A study of the preparation and properties of inorganic substances, with emphasis on developing laboratory skills. Prerequisites: 14 hours of Chemistry.
CHEM 410 — Instrumental Methods of Analysis. 4 hours.
Utilization and comparison of modern analytical instrumentation for chemical analysis. The techniques covered include: emission spectroscopy; ultraviolet, visible, infrared, and nuclear magnetic resonance absorption spectroscopy; mass spectrometry; fluorimetry; gas and liquid chromatography; and electrochemical methods of analysis (potentiometry, polarography, cyclic voltammetry, amperimetric determinations, and coulometry). Prerequisites: CHEM 301 and 311. Offered in alternate years. Two lecture periods and two laboratory periods.
CHEM 436 — Advanced Biochemistry. 4 hours.
A more detailed treatment of the concepts established in CHEM 335 with an emphasis on metabolism and the metabolic basis of diseases. This course also includes a detailed look at nucleic acid chemistry and the role of nucleic acids in protein synthesis. Aspects of control of biochemical processes are investigated in biochemical pathways. Lab uses chemical principles and equipment to investigate biochemical molecules. Prerequisite: CHEM 335 or consent of the instructor. Offered in alternate years. Three lecture periods and one laboratory period.

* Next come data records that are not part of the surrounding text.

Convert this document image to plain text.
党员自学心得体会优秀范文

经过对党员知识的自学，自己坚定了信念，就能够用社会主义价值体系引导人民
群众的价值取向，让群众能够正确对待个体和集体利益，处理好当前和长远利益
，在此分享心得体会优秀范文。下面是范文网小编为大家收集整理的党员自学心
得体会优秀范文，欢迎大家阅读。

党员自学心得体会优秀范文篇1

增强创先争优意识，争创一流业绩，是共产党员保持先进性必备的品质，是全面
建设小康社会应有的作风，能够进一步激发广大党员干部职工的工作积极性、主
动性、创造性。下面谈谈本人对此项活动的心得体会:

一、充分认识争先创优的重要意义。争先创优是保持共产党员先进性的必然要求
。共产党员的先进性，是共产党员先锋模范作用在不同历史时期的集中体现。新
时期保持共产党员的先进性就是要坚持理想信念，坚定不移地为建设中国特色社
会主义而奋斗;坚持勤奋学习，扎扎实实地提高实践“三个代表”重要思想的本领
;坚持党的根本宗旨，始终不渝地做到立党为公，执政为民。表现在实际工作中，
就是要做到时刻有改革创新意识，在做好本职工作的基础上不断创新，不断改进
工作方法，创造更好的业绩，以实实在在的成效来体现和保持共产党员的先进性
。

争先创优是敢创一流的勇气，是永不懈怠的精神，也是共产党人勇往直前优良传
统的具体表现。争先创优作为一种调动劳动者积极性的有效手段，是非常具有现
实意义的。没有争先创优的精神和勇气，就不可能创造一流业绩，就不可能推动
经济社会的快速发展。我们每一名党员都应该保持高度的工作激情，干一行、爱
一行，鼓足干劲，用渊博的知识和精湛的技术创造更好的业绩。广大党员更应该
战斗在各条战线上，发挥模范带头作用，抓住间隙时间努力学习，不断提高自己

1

CHEM 495 — Seminar in Chemistry. ½ hour.
Students give presentations in class and at student symposia, and are encouraged to publish in journals such as the American Journal of Undergraduate Research. Guest speakers give presentations on their industrial, academic, or governmental research. This course may be repeated for additional credit. Chemistry majors are required to take two semesters of seminar. Prerequisite or corequisite: CHEM 312.